Within the week, the place was mine. The realtor was dubious when I warned him that I wouldn’t have a credit history because I’d never gotten a loan or used a credit card or even had a bank account. But when I told him I could give him the asking price in cash, he didn’t question my finances further. After all, he’d been trying to unload the place for years.
The day I moved my few belongings into the apartment, River City had its first dusting of snow. I gave The Professor free rein of the place, just as he’d had up in Dave Dewitt’s house, until I could buy a nice big cage, cleaning up his messes whenever I came upon them. I emptied my suitcases, hung my wrinkled clothes in a closet, and lined up a few pairs of shoes. I laid an old quilt on the floor where I would sleep until I got a bed and set my mother’s old doll against the wall. On my belly on the quilt, I looked into her sun-bleached face.
“What do you think?”
She didn’t answer, as I hadn’t for so many years.
The doll and The Professor were my only company now. I felt a little silly addressing them like humans, but after I’d listened to Dave talk practically nonstop for over a decade, the silence in the apartment was deafening. Now that I was talking again, I couldn’t stop myself. From the doll I got silence. From The Professor I got occasional mimicry and frequent bites. We’d been through a lot together, but that didn’t exactly make us friends. It simply meant that all of his bad memories were associated with me.

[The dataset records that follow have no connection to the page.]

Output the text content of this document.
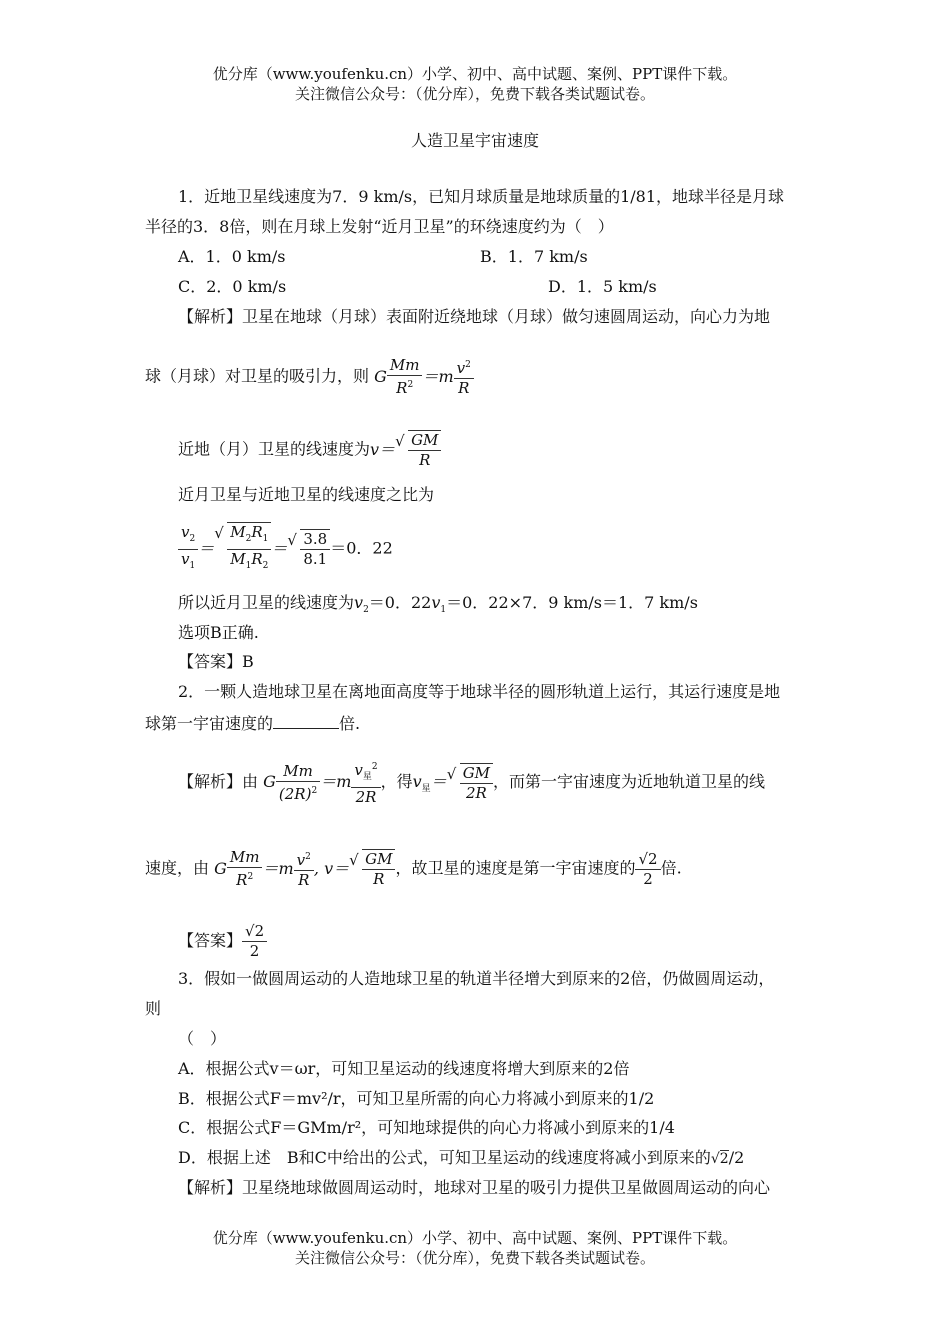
优分库（www.youfenku.cn）小学、初中、高中试题、案例、PPT课件下载。
关注微信公众号：（优分库），免费下载各类试题试卷。
人造卫星宇宙速度
1．近地卫星线速度为7．9 km/s，已知月球质量是地球质量的1/81，地球半径是月球
半径的3．8倍，则在月球上发射“近月卫星”的环绕速度约为（　）
A．1．0 km/s	B．1．7 km/s
C．2．0 km/s	D．1．5 km/s
【解析】卫星在地球（月球）表面附近绕地球（月球）做匀速圆周运动，向心力为地
球（月球）对卫星的吸引力，则 G $\frac{Mm}{R^2} =m \frac{v^2}{R}$
近地（月）卫星的线速度为v＝ √ $\frac{GM}{R}$
近月卫星与近地卫星的线速度之比为
$\frac{v_2}{v_1}$ ＝
√ $\frac{M_2R_1}{M_1R_2}$ ＝ √ $\frac{3.8}{8.1} =0$．22
所以近月卫星的线速度为$v_2=0$．$22v_1=0$．22×7．9 km/s＝1．7 km/s
选项B正确.
【答案】B
2．一颗人造地球卫星在离地面高度等于地球半径的圆形轨道上运行，其运行速度是地
球第一宇宙速度的	倍.
【解析】由 G $\frac{Mm}{(2R)^2} =m \frac{v_星^2}{2R}$ ，得$v_星=$ √ $\frac{GM}{2R}$ ，而第一宇宙速度为近地轨道卫星的线
速度，由 G $\frac{Mm}{R^2} =m \frac{v^2}{R}$ , v＝ √ $\frac{GM}{R}$ ，故卫星的速度是第一宇宙速度的 $\frac{√2}{2}$ 倍.
【答案】 $\frac{√2}{2}$
3．假如一做圆周运动的人造地球卫星的轨道半径增大到原来的2倍，仍做圆周运动，
则
（　）
A．根据公式v＝ωr，可知卫星运动的线速度将增大到原来的2倍
B．根据公式F＝mv²/r，可知卫星所需的向心力将减小到原来的1/2
C．根据公式F＝GMm/r²，可知地球提供的向心力将减小到原来的1/4
D．根据上述　B和C中给出的公式，可知卫星运动的线速度将减小到原来的√2/2
【解析】卫星绕地球做圆周运动时，地球对卫星的吸引力提供卫星做圆周运动的向心
优分库（www.youfenku.cn）小学、初中、高中试题、案例、PPT课件下载。
关注微信公众号：（优分库），免费下载各类试题试卷。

I busied myself that first week with cleaning. I stood inside the big picture window downstairs with a bottle of glass cleaner and a roll of paper towels, watching fat snowflakes drift down from the clouds. I swept the floors. I dusted and oiled the shelves. I got down on my hands and knees with a bucket of soapy water and scrubbed. The dirt came off, but the splatters of paint—evidence of an earlier chapter in the building’s story—were there to stay.

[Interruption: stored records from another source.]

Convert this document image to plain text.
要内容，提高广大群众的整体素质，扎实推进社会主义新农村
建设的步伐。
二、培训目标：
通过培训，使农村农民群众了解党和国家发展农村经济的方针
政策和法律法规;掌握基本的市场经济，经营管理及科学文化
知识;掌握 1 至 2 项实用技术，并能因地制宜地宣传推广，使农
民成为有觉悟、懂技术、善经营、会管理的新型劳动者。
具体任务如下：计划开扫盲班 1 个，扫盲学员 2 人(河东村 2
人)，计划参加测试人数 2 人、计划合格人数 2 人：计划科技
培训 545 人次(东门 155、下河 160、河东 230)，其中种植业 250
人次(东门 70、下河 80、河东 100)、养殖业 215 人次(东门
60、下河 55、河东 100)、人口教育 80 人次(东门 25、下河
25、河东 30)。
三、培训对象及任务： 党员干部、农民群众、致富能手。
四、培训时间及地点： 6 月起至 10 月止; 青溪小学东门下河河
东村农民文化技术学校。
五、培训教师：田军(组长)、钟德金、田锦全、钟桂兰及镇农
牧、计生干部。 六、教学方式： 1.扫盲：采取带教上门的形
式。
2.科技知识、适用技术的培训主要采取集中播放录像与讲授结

I spent the next several weeks scouring thrift stores and the nooks and crannies of the big antique mall across the river, looking for secondhand shelves and tables for the store and furniture for the apartment. I read books and articles about all the boring legal stuff associated with running a business. I filed permits and stood by as inspectors poked around and gave me advice about old plumbing and the ticking-time-bomb electrical system.